Hungary Is Blocking E.U. Money for Ukraine. Here’s What You Need to Know.
Hungary Is Blocking E.U. Money for Ukraine. Here’s What You Need to Know.


The European Union’s leaders are meeting in Brussels on Thursday to try and strike a deal with Prime Minister Viktor Orban of Hungary, who is blocking a multibillion euro fund aimed at securing Ukraine’s financing for the next few years.

Talks are gridlocked and the mood toward Mr. Orban is negative, with European leaders, unusually united against one of their peers, fed up with his stance on Ukraine and his anti-E.U. bluster.

A 50-billion euro ($54 billion) fund to support Ukraine through to the end of 2027.

Ukraine is facing one of is most difficult moments since Russia’s full-scale invasion nearly two years ago, with U.S. aid held up and virtually no progress on the battlefield.

Kyiv urgently needs fresh cash to keep basic services running. The E.U. aid, to be dispensed in the form of loans and grants over the next four years, would both cover immediate needs and allow Ukraine to plan its long-term budget.

This money is part of auxiliary funds, still under negotiation, to supplement the E.U. budget and pay for things like emergency responses to natural disasters. If there’s no deal over the funding for Ukraine, the other parts of the budget will also be held up.

There are broader issues at stake. If E.U. leaders fail to agree on long-term support for Ukraine, it could undermine the bloc’s credibility. And a definitive rupture over Ukraine could be hard to recover from, reinforcing Hungary’s isolation.

Mr. Orban has watered down or held up most E.U. decisions linked to Ukraine, including sanctions against Russia, which require the unanimous backing of all 27 E.U. countries.

The closest — and perhaps now only — ally of President Vladimir V. Putin in the E.U., Mr. Orban says he believes Russia is not a threat to Europe.

Critics say Mr. Orban is simply angling to extend his power. The goal, they say, is to use Hungary’s veto as leverage to unfreeze billions of euros in E.U. funding that has been held up over Hungary’s breaches of E.U. rules.

The E.U. and Hungary have long clashed over policies on the rule of law, corruption and minority rights, but their relationship has hit rock bottom since the outbreak of war in Ukraine two years ago.

The European Commission, which enforces the application of E.U. rules, believes that Mr. Orban’s policies at home have eroded democratic protections, and that he has diverted E.U. funds to benefit himself and his allies.
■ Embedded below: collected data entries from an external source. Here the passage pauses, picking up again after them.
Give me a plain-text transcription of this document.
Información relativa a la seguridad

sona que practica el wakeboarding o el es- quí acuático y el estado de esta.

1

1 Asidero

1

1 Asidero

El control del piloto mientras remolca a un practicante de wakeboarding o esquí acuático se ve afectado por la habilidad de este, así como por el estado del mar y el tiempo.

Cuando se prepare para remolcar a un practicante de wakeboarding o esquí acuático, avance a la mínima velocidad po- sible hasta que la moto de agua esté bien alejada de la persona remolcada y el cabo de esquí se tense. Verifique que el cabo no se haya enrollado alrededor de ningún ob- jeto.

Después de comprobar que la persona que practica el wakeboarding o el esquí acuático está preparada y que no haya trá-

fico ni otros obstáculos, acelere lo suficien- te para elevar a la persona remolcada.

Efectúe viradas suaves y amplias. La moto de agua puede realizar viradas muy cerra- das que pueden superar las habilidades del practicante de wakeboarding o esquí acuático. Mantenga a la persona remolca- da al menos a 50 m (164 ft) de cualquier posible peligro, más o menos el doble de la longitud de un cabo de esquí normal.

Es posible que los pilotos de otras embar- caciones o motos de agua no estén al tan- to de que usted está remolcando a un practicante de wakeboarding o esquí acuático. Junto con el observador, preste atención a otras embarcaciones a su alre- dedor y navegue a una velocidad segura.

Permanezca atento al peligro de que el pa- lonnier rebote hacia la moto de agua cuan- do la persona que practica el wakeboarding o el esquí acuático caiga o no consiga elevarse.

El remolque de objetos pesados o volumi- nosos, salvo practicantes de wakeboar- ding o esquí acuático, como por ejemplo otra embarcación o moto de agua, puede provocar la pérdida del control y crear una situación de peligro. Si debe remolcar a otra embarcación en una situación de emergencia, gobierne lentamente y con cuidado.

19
It has punished Hungary by freezing money the country would normally be getting — and desperately needs — from the E.U.

Mr. Orban and his officials reject the criticisms and say the E.U. is trying to impose liberal Western values on Hungarythat run counter to his vision of his nation’s conservative Christian identity.
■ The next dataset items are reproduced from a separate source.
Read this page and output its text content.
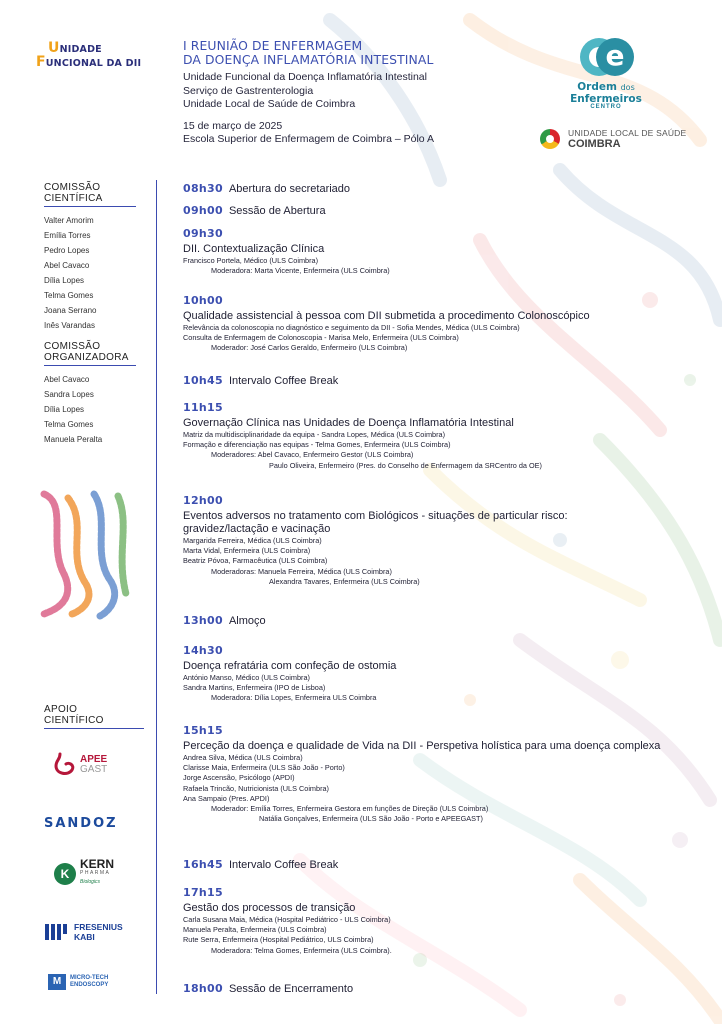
UNIDADE
FUNCIONAL DA DII
I REUNIÃO DE ENFERMAGEM
DA DOENÇA INFLAMATÓRIA INTESTINAL
Unidade Funcional da Doença Inflamatória Intestinal
Serviço de Gastrenterologia
Unidade Local de Saúde de Coimbra
15 de março de 2025
Escola Superior de Enfermagem de Coimbra – Pólo A
e
Ordem dos
Enfermeiros
CENTRO
UNIDADE LOCAL DE SAÚDE
COIMBRA
COMISSÃO
CIENTÍFICA
Valter Amorim
Emília Torres
Pedro Lopes
Abel Cavaco
Dília Lopes
Telma Gomes
Joana Serrano
Inês Varandas
COMISSÃO
ORGANIZADORA
Abel Cavaco
Sandra Lopes
Dília Lopes
Telma Gomes
Manuela Peralta
APOIO
CIENTÍFICO
APEE
GAST
SANDOZ
K
KERN
PHARMA
Biologics
FRESENIUS
KABI
M	MICRO-TECH
ENDOSCOPY
08h30 Abertura do secretariado
09h00 Sessão de Abertura
09h30
DII. Contextualização Clínica
Francisco Portela, Médico (ULS Coimbra)
Moderadora: Marta Vicente, Enfermeira (ULS Coimbra)
10h00
Qualidade assistencial à pessoa com DII submetida a procedimento Colonoscópico
Relevância da colonoscopia no diagnóstico e seguimento da DII - Sofia Mendes, Médica (ULS Coimbra)
Consulta de Enfermagem de Colonoscopia - Marisa Melo, Enfermeira (ULS Coimbra)
Moderador: José Carlos Geraldo, Enfermeiro (ULS Coimbra)
10h45 Intervalo Coffee Break
11h15
Governação Clínica nas Unidades de Doença Inflamatória Intestinal
Matriz da multidisciplinaridade da equipa - Sandra Lopes, Médica (ULS Coimbra)
Formação e diferenciação nas equipas - Telma Gomes, Enfermeira (ULS Coimbra)
Moderadores: Abel Cavaco, Enfermeiro Gestor (ULS Coimbra)
Paulo Oliveira, Enfermeiro (Pres. do Conselho de Enfermagem da SRCentro da OE)
12h00
Eventos adversos no tratamento com Biológicos - situações de particular risco: gravidez/lactação e vacinação
Margarida Ferreira, Médica (ULS Coimbra)
Marta Vidal, Enfermeira (ULS Coimbra)
Beatriz Póvoa, Farmacêutica (ULS Coimbra)
Moderadoras: Manuela Ferreira, Médica (ULS Coimbra)
Alexandra Tavares, Enfermeira (ULS Coimbra)
13h00 Almoço
14h30
Doença refratária com confeção de ostomia
António Manso, Médico (ULS Coimbra)
Sandra Martins, Enfermeira (IPO de Lisboa)
Moderadora: Dília Lopes, Enfermeira ULS Coimbra
15h15
Perceção da doença e qualidade de Vida na DII - Perspetiva holística para uma doença complexa
Andrea Silva, Médica (ULS Coimbra)
Clarisse Maia, Enfermeira (ULS São João - Porto)
Jorge Ascensão, Psicólogo (APDI)
Rafaela Trincão, Nutricionista (ULS Coimbra)
Ana Sampaio (Pres. APDI)
Moderador: Emília Torres, Enfermeira Gestora em funções de Direção (ULS Coimbra)
Natália Gonçalves, Enfermeira (ULS São João - Porto e APEEGAST)
16h45 Intervalo Coffee Break
17h15
Gestão dos processos de transição
Carla Susana Maia, Médica (Hospital Pediátrico - ULS Coimbra)
Manuela Peralta, Enfermeira (ULS Coimbra)
Rute Serra, Enfermeira (Hospital Pediátrico, ULS Coimbra)
Moderadora: Telma Gomes, Enfermeira (ULS Coimbra).
18h00 Sessão de Encerramento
Mr. Orban’s E.U. partners have committed to a robust annual review of how any money given to Ukraine is spent, but they say they won’t grant Hungary its demand for an annual vote.

If it is access to E.U. frozen funding that Mr. Orban is really after, that seems unlikely.

Late last year, the Commission concluded that Hungary had put in place judicial reforms, and unfroze 10 billion euros. But it said it would continue withholding the rest, 20 billion euros, because other issues remained unresolved.

While E.U. officials said the timing of the decision was coincidental, it came just before E.U. leaders officially opened talks that could lead to membership in the bloc for Ukraine. Mr. Orban had said he would veto such a move, but this time he left the room when the decision was being made, effectively abstaining.

A repeat of this scenario on Thursday is highly unlikely. The commission has made clear that it believes Hungary has not made any fresh progress that would warrant releasing more of the frozen funds.

Mr. Orban and the E.U. leaders might still find room for compromise in the details of how the Ukraine fund will be operated. Hungary could, for example be given a financial incentive in the form of a reprieve from the small contributions it makes to the E.U. budget.

This would allow the E.U. to offer Ukraine predictable long-term funding. The rupture with Mr. Orban would be set aside. And leaders could focus on the victory of getting all E.U. member states behind Ukraine at a crucial moment.

If the talks break down and no Ukraine fund is announced, E.U. leaders will be forced to go home and work out what they’ll try next.

One option is to launch a special fund for Ukraine approved by 26 member states, leaving Hungary out.

That is cumbersome and risky, requiring the approval of each government, and in some cases parliamentary votes. And it would prolong uncertainty for Ukraine’s funding and put the division front and center, exactly what Mr. Putin wants.

A nuclear option would be for the 26 E.U. states to launch a fund for Ukraine without Hungary by legally stripping it of its vote. This is a lengthy procedure that has never been used, and would drastically escalate the rift between Mr. Orban and the rest of the bloc.

This option seems unlikely, as most E.U. countries are against it.